Back in the States, the final tournament of the summer came with the USBOXLA Nationals in Los Angeles, CA. According to Brown, Denver Elite played the role of bridesmaid in past years at the USBOXLA nationals. However, in 2014, the sands shifted in their favor and Denver Elite emerged from runner-ups to dominant champions. Of the six teams that competed in the tournament, five walked off the field with hardware. In the PeeWee division the two Denver Elite teams faced each other for the bronze, where the Blue team came out with an 11–10 victory. In the Bantam division, the Denver Elite White team won a consolation gold, while the Blue team won outright Gold in the division with a convincing 10–2 victory over the Cali*Lax All-Stars Red team. Both the Midget and Intermediate teams claimed 6–4 victories in their corresponding divisions for Gold medals, over Junior Stealth and Cali*Lax All-Stars respectively.
Finally, several Denver Elite players were selected to play for Team USBOXLA Intermediate A, which conducted a whirlwind tour of British Columbia, playing five games in seven days against BC Junior A teams.

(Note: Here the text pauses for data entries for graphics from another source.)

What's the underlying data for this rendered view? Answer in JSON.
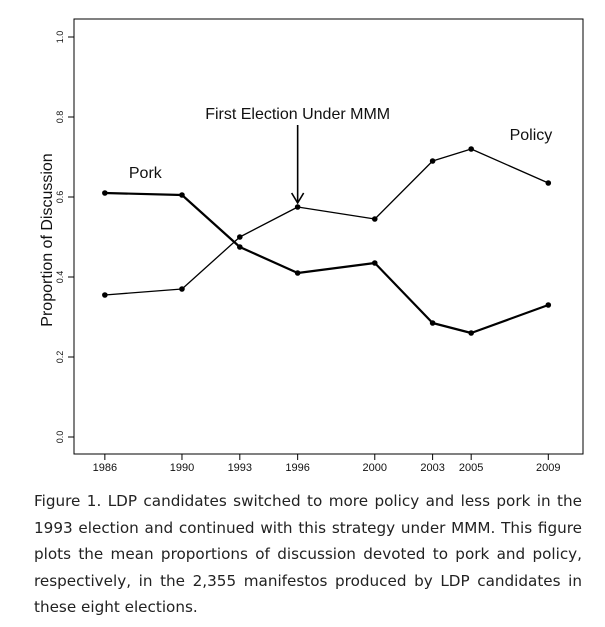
{
  "chart_data": {
    "type": "line",
    "x": [
      1986,
      1990,
      1993,
      1996,
      2000,
      2003,
      2005,
      2009
    ],
    "x_tick_labels": [
      "1986",
      "1990",
      "1993",
      "1996",
      "2000",
      "2003",
      "2005",
      "2009"
    ],
    "ylabel": "Proportion of Discussion",
    "ylim": [
      0.0,
      1.0
    ],
    "y_ticks": [
      0.0,
      0.2,
      0.4,
      0.6,
      0.8,
      1.0
    ],
    "y_tick_labels": [
      "0.0",
      "0.2",
      "0.4",
      "0.6",
      "0.8",
      "1.0"
    ],
    "grid": false,
    "series": [
      {
        "name": "Pork",
        "values": [
          0.61,
          0.605,
          0.475,
          0.41,
          0.435,
          0.285,
          0.26,
          0.33
        ]
      },
      {
        "name": "Policy",
        "values": [
          0.355,
          0.37,
          0.5,
          0.575,
          0.545,
          0.69,
          0.72,
          0.635
        ]
      }
    ],
    "annotations": [
      {
        "text": "First Election Under MMM",
        "x": 1996,
        "y_label": 0.81,
        "y_arrow_tip": 0.585
      }
    ]
  },
  "caption": "Figure 1. LDP candidates switched to more policy and less pork in the 1993 election and continued with this strategy under MMM. This figure plots the mean proportions of discussion devoted to pork and policy, respectively, in the 2,355 manifestos produced by LDP candidates in these eight elections."
}
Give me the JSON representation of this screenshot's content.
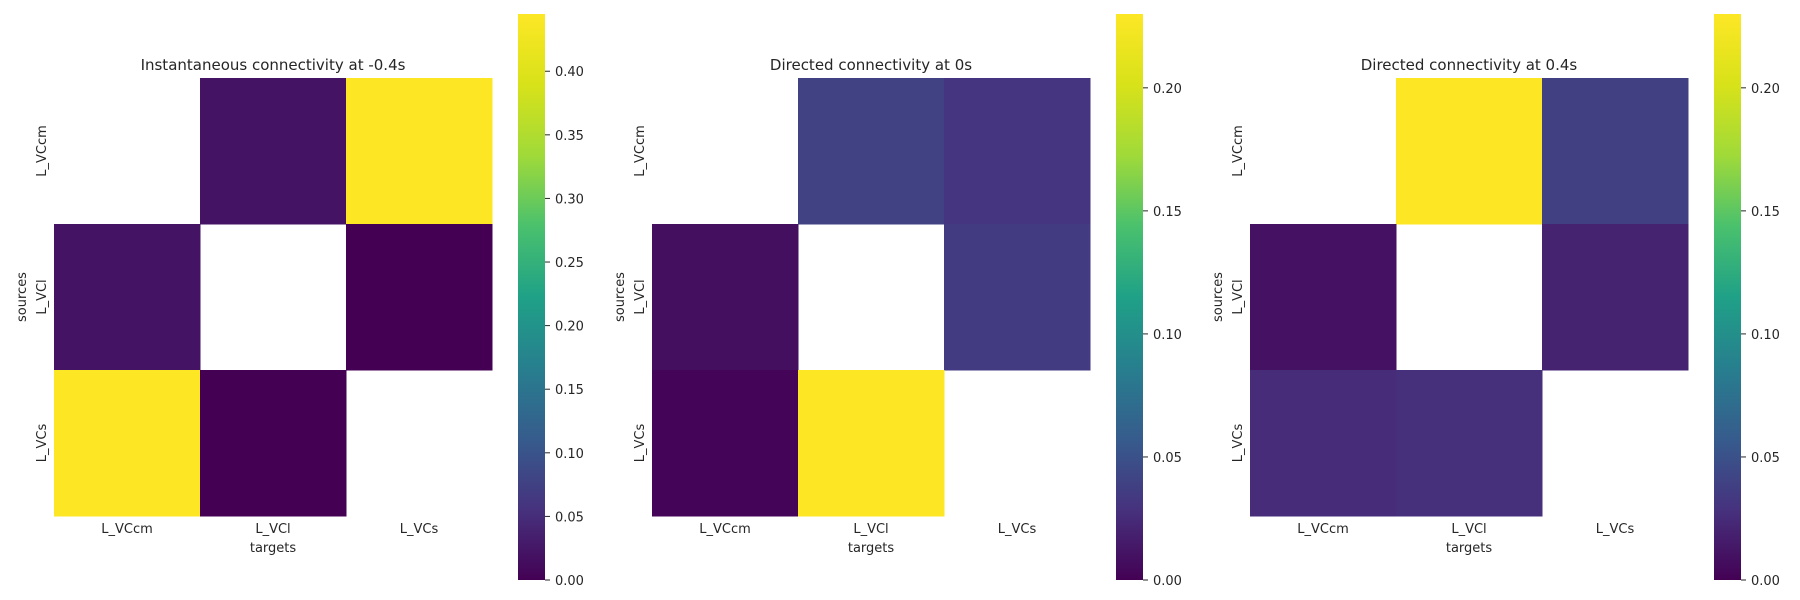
{
  "chart_data": [
    {
      "type": "heatmap",
      "title": "Instantaneous connectivity at -0.4s",
      "xlabel": "targets",
      "ylabel": "sources",
      "x_categories": [
        "L_VCcm",
        "L_VCl",
        "L_VCs"
      ],
      "y_categories": [
        "L_VCcm",
        "L_VCl",
        "L_VCs"
      ],
      "values": [
        [
          null,
          0.02,
          0.445
        ],
        [
          0.02,
          null,
          0.0
        ],
        [
          0.445,
          0.0,
          null
        ]
      ],
      "colorbar": {
        "vmin": 0.0,
        "vmax": 0.445,
        "ticks": [
          "0.00",
          "0.05",
          "0.10",
          "0.15",
          "0.20",
          "0.25",
          "0.30",
          "0.35",
          "0.40"
        ]
      }
    },
    {
      "type": "heatmap",
      "title": "Directed connectivity at 0s",
      "xlabel": "targets",
      "ylabel": "sources",
      "x_categories": [
        "L_VCcm",
        "L_VCl",
        "L_VCs"
      ],
      "y_categories": [
        "L_VCcm",
        "L_VCl",
        "L_VCs"
      ],
      "values": [
        [
          null,
          0.04,
          0.03
        ],
        [
          0.008,
          null,
          0.035
        ],
        [
          0.002,
          0.23,
          null
        ]
      ],
      "colorbar": {
        "vmin": 0.0,
        "vmax": 0.23,
        "ticks": [
          "0.00",
          "0.05",
          "0.10",
          "0.15",
          "0.20"
        ]
      }
    },
    {
      "type": "heatmap",
      "title": "Directed connectivity at 0.4s",
      "xlabel": "targets",
      "ylabel": "sources",
      "x_categories": [
        "L_VCcm",
        "L_VCl",
        "L_VCs"
      ],
      "y_categories": [
        "L_VCcm",
        "L_VCl",
        "L_VCs"
      ],
      "values": [
        [
          null,
          0.23,
          0.038
        ],
        [
          0.01,
          null,
          0.02
        ],
        [
          0.025,
          0.027,
          null
        ]
      ],
      "colorbar": {
        "vmin": 0.0,
        "vmax": 0.23,
        "ticks": [
          "0.00",
          "0.05",
          "0.10",
          "0.15",
          "0.20"
        ]
      }
    }
  ]
}
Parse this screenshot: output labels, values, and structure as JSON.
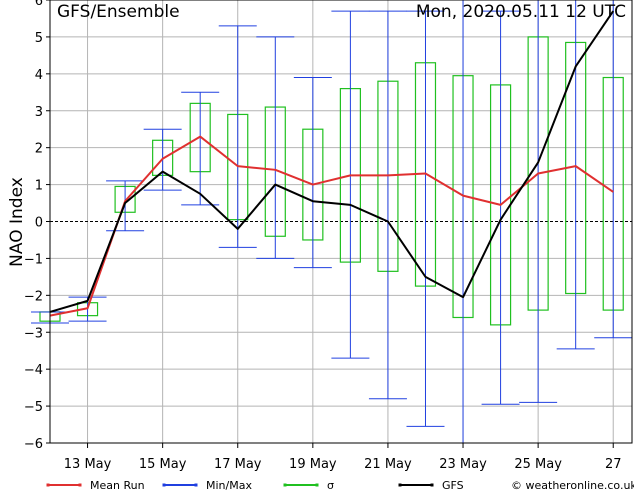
{
  "chart_data": {
    "type": "line",
    "title": "GFS/Ensemble",
    "run_label": "Mon, 2020.05.11   12 UTC",
    "ylabel": "NAO Index",
    "xlabel": "",
    "ylim": [
      -6,
      6
    ],
    "yticks": [
      -6,
      -5,
      -4,
      -3,
      -2,
      -1,
      0,
      1,
      2,
      3,
      4,
      5,
      6
    ],
    "xticks": [
      {
        "day": 13,
        "label": "13 May"
      },
      {
        "day": 15,
        "label": "15 May"
      },
      {
        "day": 17,
        "label": "17 May"
      },
      {
        "day": 19,
        "label": "19 May"
      },
      {
        "day": 21,
        "label": "21 May"
      },
      {
        "day": 23,
        "label": "23 May"
      },
      {
        "day": 25,
        "label": "25 May"
      },
      {
        "day": 27,
        "label": "27"
      }
    ],
    "grid": true,
    "zero_line": "dashed",
    "series": [
      {
        "name": "Mean Run",
        "color": "#e03030",
        "x": [
          12,
          13,
          14,
          15,
          16,
          17,
          18,
          19,
          20,
          21,
          22,
          23,
          24,
          25,
          26,
          27
        ],
        "values": [
          -2.55,
          -2.35,
          0.55,
          1.7,
          2.3,
          1.5,
          1.4,
          1.0,
          1.25,
          1.25,
          1.3,
          0.7,
          0.45,
          1.3,
          1.5,
          0.8
        ]
      },
      {
        "name": "GFS",
        "color": "#000000",
        "x": [
          12,
          13,
          14,
          15,
          16,
          17,
          18,
          19,
          20,
          21,
          22,
          23,
          24,
          25,
          26,
          27
        ],
        "values": [
          -2.45,
          -2.15,
          0.5,
          1.35,
          0.75,
          -0.2,
          1.0,
          0.55,
          0.45,
          0.0,
          -1.5,
          -2.05,
          0.05,
          1.6,
          4.2,
          5.7
        ]
      }
    ],
    "min_max": {
      "name": "Min/Max",
      "color": "#2040e0",
      "x": [
        12,
        13,
        14,
        15,
        16,
        17,
        18,
        19,
        20,
        21,
        22,
        23,
        24,
        25,
        26,
        27
      ],
      "min": [
        -2.75,
        -2.7,
        -0.25,
        0.85,
        0.45,
        -0.7,
        -1.0,
        -1.25,
        -3.7,
        -4.8,
        -5.55,
        -6.0,
        -4.95,
        -4.9,
        -3.45,
        -3.15
      ],
      "max": [
        -2.45,
        -2.05,
        1.1,
        2.5,
        3.5,
        5.3,
        5.0,
        3.9,
        5.7,
        5.7,
        5.7,
        6.0,
        5.7,
        6.0,
        6.0,
        6.0
      ]
    },
    "sigma": {
      "name": "σ",
      "color": "#20c020",
      "x": [
        12,
        13,
        14,
        15,
        16,
        17,
        18,
        19,
        20,
        21,
        22,
        23,
        24,
        25,
        26,
        27
      ],
      "low": [
        -2.7,
        -2.55,
        0.25,
        1.25,
        1.35,
        0.05,
        -0.4,
        -0.5,
        -1.1,
        -1.35,
        -1.75,
        -2.6,
        -2.8,
        -2.4,
        -1.95,
        -2.4
      ],
      "high": [
        -2.45,
        -2.2,
        0.95,
        2.2,
        3.2,
        2.9,
        3.1,
        2.5,
        3.6,
        3.8,
        4.3,
        3.95,
        3.7,
        5.0,
        4.85,
        3.9
      ]
    },
    "legend": {
      "placement": "bottom",
      "items": [
        {
          "label": "Mean Run",
          "color": "#e03030"
        },
        {
          "label": "Min/Max",
          "color": "#2040e0"
        },
        {
          "label": "σ",
          "color": "#20c020"
        },
        {
          "label": "GFS",
          "color": "#000000"
        }
      ]
    },
    "credit": "© weatheronline.co.uk"
  }
}
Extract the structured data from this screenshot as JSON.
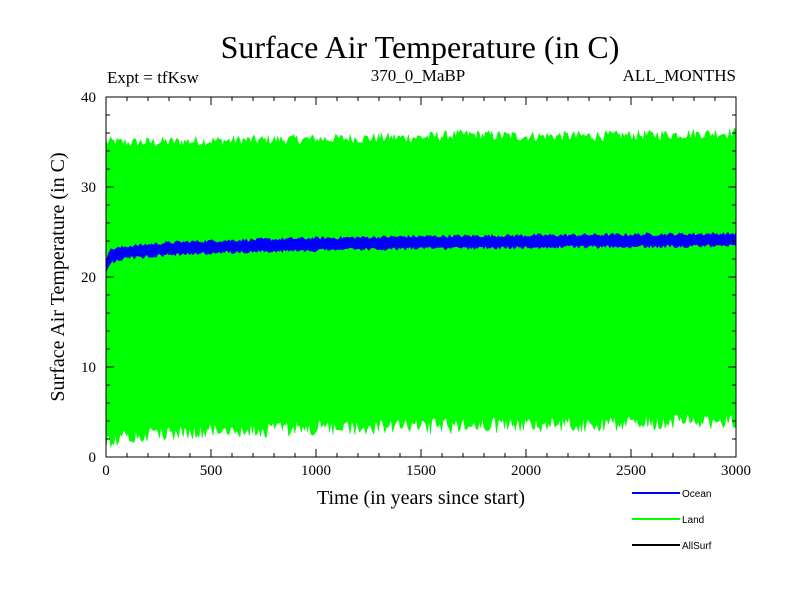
{
  "chart_data": {
    "type": "area",
    "title": "Surface Air Temperature (in C)",
    "subtitle_left": "Expt = tfKsw",
    "subtitle_center": "370_0_MaBP",
    "subtitle_right": "ALL_MONTHS",
    "xlabel": "Time (in years since start)",
    "ylabel": "Surface Air Temperature (in C)",
    "xlim": [
      0,
      3000
    ],
    "ylim": [
      0,
      40
    ],
    "xticks": [
      0,
      500,
      1000,
      1500,
      2000,
      2500,
      3000
    ],
    "yticks": [
      0,
      10,
      20,
      30,
      40
    ],
    "xtick_labels": [
      "0",
      "500",
      "1000",
      "1500",
      "2000",
      "2500",
      "3000"
    ],
    "ytick_labels": [
      "0",
      "10",
      "20",
      "30",
      "40"
    ],
    "legend_position": "bottom-right",
    "series": [
      {
        "name": "Land",
        "color": "#00ff00",
        "band": {
          "x": [
            0,
            20,
            100,
            500,
            1000,
            1500,
            1700,
            2000,
            2500,
            3000
          ],
          "upper": [
            35.0,
            35.0,
            34.9,
            35.1,
            35.3,
            35.5,
            35.8,
            35.6,
            35.7,
            36.0
          ],
          "lower": [
            1.5,
            1.8,
            2.5,
            3.0,
            3.2,
            3.4,
            3.5,
            3.6,
            3.8,
            4.0
          ]
        }
      },
      {
        "name": "Ocean",
        "color": "#0000ff",
        "band": {
          "x": [
            0,
            10,
            30,
            60,
            100,
            200,
            300,
            500,
            1000,
            1500,
            2000,
            2500,
            3000
          ],
          "upper": [
            21.8,
            22.8,
            23.1,
            23.2,
            23.4,
            23.6,
            23.8,
            24.0,
            24.3,
            24.5,
            24.6,
            24.7,
            24.8
          ],
          "lower": [
            20.5,
            21.2,
            21.6,
            21.9,
            22.1,
            22.3,
            22.5,
            22.7,
            23.0,
            23.2,
            23.3,
            23.4,
            23.5
          ]
        }
      },
      {
        "name": "AllSurf",
        "color": "#000000",
        "band": null
      }
    ]
  }
}
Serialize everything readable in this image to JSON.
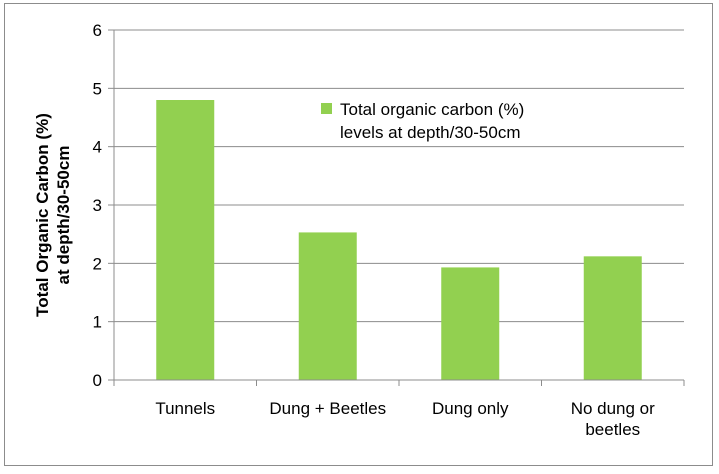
{
  "chart_data": {
    "type": "bar",
    "categories": [
      [
        "Tunnels"
      ],
      [
        "Dung + Beetles"
      ],
      [
        "Dung only"
      ],
      [
        "No dung or",
        "beetles"
      ]
    ],
    "series": [
      {
        "name": [
          "Total organic carbon (%)",
          "levels at depth/30-50cm"
        ],
        "values": [
          4.8,
          2.53,
          1.93,
          2.12
        ],
        "color": "#92d050"
      }
    ],
    "ylabel": [
      "Total Organic Carbon (%)",
      "at depth/30-50cm"
    ],
    "ylim": [
      0,
      6
    ],
    "yticks": [
      "0",
      "1",
      "2",
      "3",
      "4",
      "5",
      "6"
    ],
    "grid": true,
    "gridColor": "#8c8c8c",
    "legend": "top-center"
  }
}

While the USBOXLA team finished their tour with a 0-4-1 record, the results were encouraging. Considering the schedule and competition, which is some of the best in Canada, the team fared very well; all of the contests were close and competitive. Denver Elite player Carter Jensen said of the experience: “I was constantly challenged and pushed to my limits. Being able to play against these Canadians at their own game, and being able to compete was a great feeling. I am very grateful that I had this opportunity and I wouldn’t trade it for anything.” The sentiments of Jensen’s comments are not unique, and in fact most youth players hold similar feelings about the box game. Winning is wonderful, but at the end of the day box lacrosse is just a lot of fun.